As the nation becomes more reliant on digital
communications technology, we also increase our exposure to
cyber threats. Indeed, cyber risks to our nation's critical
infrastructure have increased significantly in recent years,
including multiple high-profile cyber incidents that have
confirmed the steady rise in cyberattacks.
But combatting such threats requires a cybersecurity regime
that provides ample flexibility to afford owners and operators
of critical infrastructure the ability to protect against and
respond to rapidly evolving threats. A one-size-fits-all
approach to cybersecurity is ill-suited for the diverse range
of critical infrastructure sectors, each of which has its own
complex characteristics. Owners and operators know best how to
protect their own systems, and it is nearly impossible for the
speed of bureaucracy to keep pace with ever changing threats.
Undertaking certain reasonable actions in the short-term
can have a marked improvement in protecting critical assets.

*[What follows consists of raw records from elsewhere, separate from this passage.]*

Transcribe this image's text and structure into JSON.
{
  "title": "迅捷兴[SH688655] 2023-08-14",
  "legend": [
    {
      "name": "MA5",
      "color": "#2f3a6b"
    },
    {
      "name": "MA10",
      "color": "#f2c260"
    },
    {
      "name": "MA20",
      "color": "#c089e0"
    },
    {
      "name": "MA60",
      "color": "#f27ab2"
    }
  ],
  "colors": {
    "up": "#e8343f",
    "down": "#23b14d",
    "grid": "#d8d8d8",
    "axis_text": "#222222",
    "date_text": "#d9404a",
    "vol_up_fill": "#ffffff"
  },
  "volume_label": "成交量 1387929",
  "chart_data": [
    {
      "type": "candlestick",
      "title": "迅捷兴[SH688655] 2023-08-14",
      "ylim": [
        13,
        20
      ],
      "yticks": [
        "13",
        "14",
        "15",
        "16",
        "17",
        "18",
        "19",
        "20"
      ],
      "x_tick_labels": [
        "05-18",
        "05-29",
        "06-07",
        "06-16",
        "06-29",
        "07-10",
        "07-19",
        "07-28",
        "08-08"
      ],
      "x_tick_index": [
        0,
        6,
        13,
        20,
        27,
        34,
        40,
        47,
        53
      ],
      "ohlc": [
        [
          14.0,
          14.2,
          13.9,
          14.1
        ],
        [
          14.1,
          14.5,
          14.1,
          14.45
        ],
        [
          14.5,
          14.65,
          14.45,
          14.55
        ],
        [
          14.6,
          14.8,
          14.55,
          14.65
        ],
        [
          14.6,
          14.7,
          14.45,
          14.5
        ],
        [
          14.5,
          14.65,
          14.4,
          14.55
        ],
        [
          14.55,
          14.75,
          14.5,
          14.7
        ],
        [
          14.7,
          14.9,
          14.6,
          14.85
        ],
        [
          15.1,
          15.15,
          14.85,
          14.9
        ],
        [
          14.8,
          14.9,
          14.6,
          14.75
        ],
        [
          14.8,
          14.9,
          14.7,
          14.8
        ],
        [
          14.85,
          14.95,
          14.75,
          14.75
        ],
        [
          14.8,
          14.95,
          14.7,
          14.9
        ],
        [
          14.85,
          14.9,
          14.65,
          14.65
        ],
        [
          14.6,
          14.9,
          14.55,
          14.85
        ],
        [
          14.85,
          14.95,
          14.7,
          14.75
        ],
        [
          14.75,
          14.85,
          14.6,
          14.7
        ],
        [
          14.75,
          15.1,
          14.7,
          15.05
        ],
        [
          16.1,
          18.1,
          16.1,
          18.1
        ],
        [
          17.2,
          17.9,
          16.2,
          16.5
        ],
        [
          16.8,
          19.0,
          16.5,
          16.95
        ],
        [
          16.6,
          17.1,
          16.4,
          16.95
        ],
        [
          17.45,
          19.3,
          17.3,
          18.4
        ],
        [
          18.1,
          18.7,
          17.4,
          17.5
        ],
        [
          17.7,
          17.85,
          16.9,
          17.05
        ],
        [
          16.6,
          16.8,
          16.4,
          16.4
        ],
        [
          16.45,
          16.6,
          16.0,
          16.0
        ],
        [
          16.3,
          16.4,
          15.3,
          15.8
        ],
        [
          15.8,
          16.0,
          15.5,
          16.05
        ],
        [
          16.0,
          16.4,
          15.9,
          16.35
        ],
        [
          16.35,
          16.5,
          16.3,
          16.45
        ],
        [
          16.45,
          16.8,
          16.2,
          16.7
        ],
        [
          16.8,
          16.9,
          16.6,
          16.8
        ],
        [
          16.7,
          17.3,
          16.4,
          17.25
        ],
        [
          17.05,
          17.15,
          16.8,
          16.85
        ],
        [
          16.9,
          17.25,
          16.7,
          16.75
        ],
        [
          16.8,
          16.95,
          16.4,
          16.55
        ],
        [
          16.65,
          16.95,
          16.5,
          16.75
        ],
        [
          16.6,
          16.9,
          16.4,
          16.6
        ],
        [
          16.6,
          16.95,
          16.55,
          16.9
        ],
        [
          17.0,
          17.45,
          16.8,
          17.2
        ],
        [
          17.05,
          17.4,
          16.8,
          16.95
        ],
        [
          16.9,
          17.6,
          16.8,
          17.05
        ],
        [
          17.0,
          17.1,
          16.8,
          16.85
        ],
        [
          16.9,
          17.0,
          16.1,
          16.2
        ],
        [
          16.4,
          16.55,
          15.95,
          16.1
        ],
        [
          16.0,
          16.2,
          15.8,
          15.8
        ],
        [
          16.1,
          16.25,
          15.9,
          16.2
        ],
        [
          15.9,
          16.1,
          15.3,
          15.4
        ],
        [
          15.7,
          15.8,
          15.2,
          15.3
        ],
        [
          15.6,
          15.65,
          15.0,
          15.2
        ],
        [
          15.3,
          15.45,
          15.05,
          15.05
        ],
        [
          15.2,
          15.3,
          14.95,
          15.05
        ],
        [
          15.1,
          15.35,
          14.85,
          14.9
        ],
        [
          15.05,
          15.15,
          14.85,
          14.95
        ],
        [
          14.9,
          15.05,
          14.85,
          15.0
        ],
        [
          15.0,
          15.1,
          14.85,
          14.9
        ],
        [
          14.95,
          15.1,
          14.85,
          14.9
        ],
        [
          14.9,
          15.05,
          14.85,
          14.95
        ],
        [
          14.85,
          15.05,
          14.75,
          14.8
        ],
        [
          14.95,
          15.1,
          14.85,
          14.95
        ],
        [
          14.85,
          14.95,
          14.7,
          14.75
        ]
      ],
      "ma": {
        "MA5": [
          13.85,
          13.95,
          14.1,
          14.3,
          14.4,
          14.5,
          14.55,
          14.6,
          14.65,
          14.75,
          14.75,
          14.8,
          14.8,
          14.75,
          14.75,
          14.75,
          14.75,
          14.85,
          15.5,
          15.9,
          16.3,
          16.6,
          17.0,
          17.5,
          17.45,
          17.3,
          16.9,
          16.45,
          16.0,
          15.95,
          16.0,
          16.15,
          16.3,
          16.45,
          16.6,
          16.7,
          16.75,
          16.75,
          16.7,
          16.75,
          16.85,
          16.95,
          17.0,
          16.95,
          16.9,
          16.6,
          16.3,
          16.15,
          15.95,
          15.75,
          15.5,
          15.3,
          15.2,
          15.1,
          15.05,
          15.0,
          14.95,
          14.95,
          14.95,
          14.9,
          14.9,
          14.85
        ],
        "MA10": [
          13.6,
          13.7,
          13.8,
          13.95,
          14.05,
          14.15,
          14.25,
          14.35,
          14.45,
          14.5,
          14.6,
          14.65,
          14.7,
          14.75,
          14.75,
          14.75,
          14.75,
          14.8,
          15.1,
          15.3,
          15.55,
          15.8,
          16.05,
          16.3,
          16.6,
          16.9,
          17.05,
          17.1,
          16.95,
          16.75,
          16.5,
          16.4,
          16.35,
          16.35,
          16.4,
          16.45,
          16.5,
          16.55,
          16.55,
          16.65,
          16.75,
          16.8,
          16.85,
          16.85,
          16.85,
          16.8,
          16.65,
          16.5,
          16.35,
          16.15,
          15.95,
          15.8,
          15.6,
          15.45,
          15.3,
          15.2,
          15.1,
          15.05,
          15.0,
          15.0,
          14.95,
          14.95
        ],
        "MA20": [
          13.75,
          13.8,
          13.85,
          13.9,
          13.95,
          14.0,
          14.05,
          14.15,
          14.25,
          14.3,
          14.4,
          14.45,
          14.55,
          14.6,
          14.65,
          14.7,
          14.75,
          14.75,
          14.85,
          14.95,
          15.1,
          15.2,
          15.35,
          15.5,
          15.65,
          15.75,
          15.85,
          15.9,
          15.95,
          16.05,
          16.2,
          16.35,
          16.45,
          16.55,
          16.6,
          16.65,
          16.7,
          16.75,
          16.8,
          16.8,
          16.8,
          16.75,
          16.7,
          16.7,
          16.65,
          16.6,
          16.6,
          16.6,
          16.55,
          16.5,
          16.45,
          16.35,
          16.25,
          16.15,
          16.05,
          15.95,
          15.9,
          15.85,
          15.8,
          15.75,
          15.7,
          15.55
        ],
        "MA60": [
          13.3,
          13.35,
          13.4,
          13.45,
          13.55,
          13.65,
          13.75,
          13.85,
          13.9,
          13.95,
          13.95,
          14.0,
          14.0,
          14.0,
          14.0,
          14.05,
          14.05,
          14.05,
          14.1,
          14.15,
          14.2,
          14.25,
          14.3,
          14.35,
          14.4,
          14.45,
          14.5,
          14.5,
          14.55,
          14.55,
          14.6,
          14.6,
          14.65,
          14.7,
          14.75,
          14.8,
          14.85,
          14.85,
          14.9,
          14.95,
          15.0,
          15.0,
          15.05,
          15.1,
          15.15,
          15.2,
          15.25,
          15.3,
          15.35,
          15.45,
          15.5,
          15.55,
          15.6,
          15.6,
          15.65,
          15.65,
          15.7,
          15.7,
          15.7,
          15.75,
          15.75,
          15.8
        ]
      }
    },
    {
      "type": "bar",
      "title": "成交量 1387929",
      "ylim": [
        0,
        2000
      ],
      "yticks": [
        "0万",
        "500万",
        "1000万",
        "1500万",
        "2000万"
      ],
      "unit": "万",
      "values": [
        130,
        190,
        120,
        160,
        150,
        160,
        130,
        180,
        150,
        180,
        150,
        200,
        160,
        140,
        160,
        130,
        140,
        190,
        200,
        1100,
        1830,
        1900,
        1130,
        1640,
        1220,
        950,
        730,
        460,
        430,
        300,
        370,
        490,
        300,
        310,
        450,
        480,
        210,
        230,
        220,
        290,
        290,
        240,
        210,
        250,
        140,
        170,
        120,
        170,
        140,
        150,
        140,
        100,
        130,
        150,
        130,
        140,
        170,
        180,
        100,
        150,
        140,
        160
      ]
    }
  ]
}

These actions include enhanced information sharing between the
federal government and the private sector, greater emphasis on
public-private partnerships, and improved cross-sector
collaboration. Regarding information sharing, we continue to
support Intelligence Committee Chairman Rogers's legislation,
which passed the House last month.
I believe that the best approach to improving cybersecurity
is for existing regulators to work with industry stakeholders,
and for robust information sharing between government and
stakeholders. In contrast, I continue to be skeptical of
continued calls for a top-down, command-and-control regulatory
approach centralized at the Department of Homeland Security or
any other federal agency. Along those lines, the committee will
continue to monitor with great interest implementation of the
President's Executive order on cybersecurity.